When we have too much stuff to do, we need to step back and evaluate what the right stuff is.




How do you know if you have too much to do?

First, check in with yourself.


How do you feel—physically, mentally, emotionally, and spiritually?

Are you fulfilled? Are you exhausted?

Do you feel like the Energizer Bunny—always on the go—or do you have time to pursue your deeper, big picture goals?



Next, check your time.


Do you use a task-management tool?

How long (and realistic) is your to-do list?

What do your calendar and schedule look like?

Is most of your schedule fixed or do you have some flexibility?



Finally, check your resources.


What’s using up your most valuable resources: your time and energy?


Is it the important, big picture stuff? Is it what’s evolving your career, relationships, and yourself into where you want them to be?


Or is it the small, mundane day-to-day tasks that always seem to be piling up—no matter how much time you spend on them?


If it’s the latter, you’ve got too much “stuff” to do. And it might not be the right stuff.


This stuff—the tedious, unproductive, or time-wasting tasks—keeps your engine running and wheels spinning but doesn’t actually get you anywhere.



How do you get the “right” stuff done?

Ernest Hemingway wrote first thing each morning. “When I am working on a book or a story, I write every morning as soon after first light as possible. There is no one to disturb you and it is cool or cold and you come to your work and warm as you write.”


We often assume that checking off boxes on our to-do lists is our most impressive feat. But what’s important is getting the right things done (and getting them done consistently).


That’s why defining your Most Important Thing (MIT) for the day is key. Knowing what you want to accomplish is the first step toward accomplishing it.



How to determine your “right” stuff


Take some time to list your current roles and priorities. Also include what you’d like to prioritize.


Reflect on what’s on your list. Family relationships? Physical health? Jewelry-making? Whatever it looks like, how will you make these facets of your life a priority?


I start by setting an intention for each day of the week. Though my schedule can become scattered with both full-time and contract work, I make sure that my personal priorities don’t get caught on the back-burner.


This may vary month-to-month as life shifts and your focus changes.

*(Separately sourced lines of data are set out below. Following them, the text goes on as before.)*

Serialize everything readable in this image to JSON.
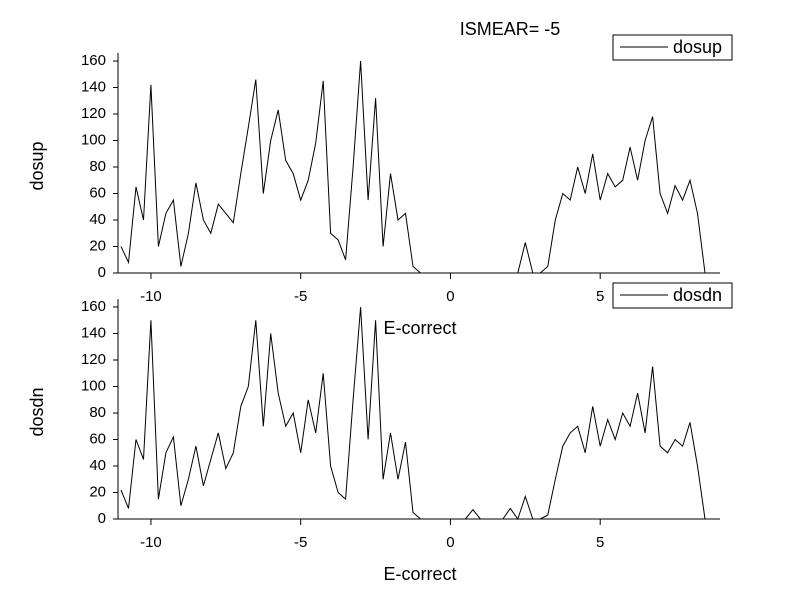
{
  "chart_data": [
    {
      "type": "line",
      "title": "ISMEAR= -5",
      "x_label": "E-correct",
      "y_label": "dosup",
      "x": [
        -11,
        -10.75,
        -10.5,
        -10.25,
        -10,
        -9.75,
        -9.5,
        -9.25,
        -9,
        -8.75,
        -8.5,
        -8.25,
        -8,
        -7.75,
        -7.5,
        -7.25,
        -7,
        -6.75,
        -6.5,
        -6.25,
        -6,
        -5.75,
        -5.5,
        -5.25,
        -5,
        -4.75,
        -4.5,
        -4.25,
        -4,
        -3.75,
        -3.5,
        -3.25,
        -3,
        -2.75,
        -2.5,
        -2.25,
        -2,
        -1.75,
        -1.5,
        -1.25,
        -1,
        -0.75,
        -0.5,
        -0.25,
        0,
        0.25,
        0.5,
        0.75,
        1,
        1.25,
        1.5,
        1.75,
        2,
        2.25,
        2.5,
        2.75,
        3,
        3.25,
        3.5,
        3.75,
        4,
        4.25,
        4.5,
        4.75,
        5,
        5.25,
        5.5,
        5.75,
        6,
        6.25,
        6.5,
        6.75,
        7,
        7.25,
        7.5,
        7.75,
        8,
        8.25,
        8.5
      ],
      "series": [
        {
          "name": "dosup",
          "color": "#000000",
          "values": [
            20,
            8,
            65,
            40,
            142,
            20,
            45,
            55,
            5,
            30,
            68,
            40,
            30,
            52,
            45,
            38,
            75,
            110,
            146,
            60,
            100,
            123,
            85,
            75,
            55,
            70,
            98,
            145,
            30,
            25,
            10,
            80,
            160,
            55,
            132,
            20,
            75,
            40,
            45,
            5,
            0,
            0,
            0,
            0,
            0,
            0,
            0,
            0,
            0,
            0,
            0,
            0,
            0,
            0,
            23,
            0,
            0,
            5,
            40,
            60,
            55,
            80,
            60,
            90,
            55,
            75,
            65,
            70,
            95,
            70,
            100,
            118,
            60,
            45,
            66,
            55,
            70,
            45,
            0
          ]
        }
      ],
      "xlim": [
        -11.1,
        9
      ],
      "ylim": [
        0,
        160
      ],
      "xticks": [
        -10,
        -5,
        0,
        5
      ],
      "yticks": [
        0,
        20,
        40,
        60,
        80,
        100,
        120,
        140,
        160
      ]
    },
    {
      "type": "line",
      "x_label": "E-correct",
      "y_label": "dosdn",
      "x": [
        -11,
        -10.75,
        -10.5,
        -10.25,
        -10,
        -9.75,
        -9.5,
        -9.25,
        -9,
        -8.75,
        -8.5,
        -8.25,
        -8,
        -7.75,
        -7.5,
        -7.25,
        -7,
        -6.75,
        -6.5,
        -6.25,
        -6,
        -5.75,
        -5.5,
        -5.25,
        -5,
        -4.75,
        -4.5,
        -4.25,
        -4,
        -3.75,
        -3.5,
        -3.25,
        -3,
        -2.75,
        -2.5,
        -2.25,
        -2,
        -1.75,
        -1.5,
        -1.25,
        -1,
        -0.75,
        -0.5,
        -0.25,
        0,
        0.25,
        0.5,
        0.75,
        1,
        1.25,
        1.5,
        1.75,
        2,
        2.25,
        2.5,
        2.75,
        3,
        3.25,
        3.5,
        3.75,
        4,
        4.25,
        4.5,
        4.75,
        5,
        5.25,
        5.5,
        5.75,
        6,
        6.25,
        6.5,
        6.75,
        7,
        7.25,
        7.5,
        7.75,
        8,
        8.25,
        8.5
      ],
      "series": [
        {
          "name": "dosdn",
          "color": "#000000",
          "values": [
            22,
            8,
            60,
            45,
            150,
            15,
            50,
            62,
            10,
            30,
            55,
            25,
            45,
            65,
            38,
            50,
            85,
            100,
            150,
            70,
            140,
            95,
            70,
            80,
            50,
            90,
            65,
            110,
            40,
            20,
            15,
            90,
            160,
            60,
            150,
            30,
            65,
            30,
            58,
            5,
            0,
            0,
            0,
            0,
            0,
            0,
            0,
            7,
            0,
            0,
            0,
            0,
            8,
            0,
            17,
            0,
            0,
            3,
            30,
            55,
            65,
            70,
            50,
            85,
            55,
            75,
            60,
            80,
            70,
            95,
            65,
            115,
            55,
            50,
            60,
            55,
            73,
            40,
            0
          ]
        }
      ],
      "xlim": [
        -11.1,
        9
      ],
      "ylim": [
        0,
        160
      ],
      "xticks": [
        -10,
        -5,
        0,
        5
      ],
      "yticks": [
        0,
        20,
        40,
        60,
        80,
        100,
        120,
        140,
        160
      ]
    }
  ]
}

That’s okay. 


For example, my intention for May was Mental Clarity. Here’s what each week emphasized:


Sunday: Soul-nourishment, week prep
Monday: Writing
Tuesday: Writing (again, as I was writing one book and outlining another)
Wednesday: Creativity
Thursday: Business growth, development
Friday: Learning
Saturday: Social, relationships


Note that your daily intention isn’t the only thing on your plate for the day. Its purpose is to encourage you to act on your priorities. Setting a consistent intention (i.e. dedicating time to creativity each week) reminds you that you once said, “Hey! This is important! Don’t forget about this!”



How to do what’s “right” for you


Next, of course, is practicing your intention (i.e. doing your Most Important Thing). For Hemingway, writing first thing in the morning worked. He had no distractions and he dove into his day with his Most Important Thing.


This strategy is extremely effective. Why? If you do the most important thing first each day, then you’ll always get something important done.


With the “first things first” approach, you’re more likely to do it well. You invest your best energy and effort to what’s most important.


Bonus: Like Hemingway, doing your first thing(s) first means you’re more likely to be without distraction. Small tasks and demands often sneak into your schedule throughout the day. If you’ve already completed your MIT, you can better address the small stuff without rushing through it to work on your big picture priorities.


Remember to be flexible! If you’re unable to do the Most Important Thing first, choose a time that will work. There’s no universally-scheduled “right” time to do anything. It’s about what works for you to allow you to get your big things done (and done well).  


It’s not necessarily about when it gets done but rather making sure that it gets done.



Action for today:

  1.  Do a self check-in. What’s demanding your time and energy?
  2.  Define big-picture priorities. Where do you want to invest your time and energy?
  3.  Determine what specific action you’ll take to work on that priority each day/week.
  4.  Plan your time based on your priorities. Maybe early mornings are for writing, business hours are at your day job, and evenings are for family. Or plan by day: Thursday is business development, Friday is date night, Saturday is family, etc.


Start by determining what’s important to you. Then make time for it.


Remember: stuff happens. Do your best to make sure yours is the right stuff.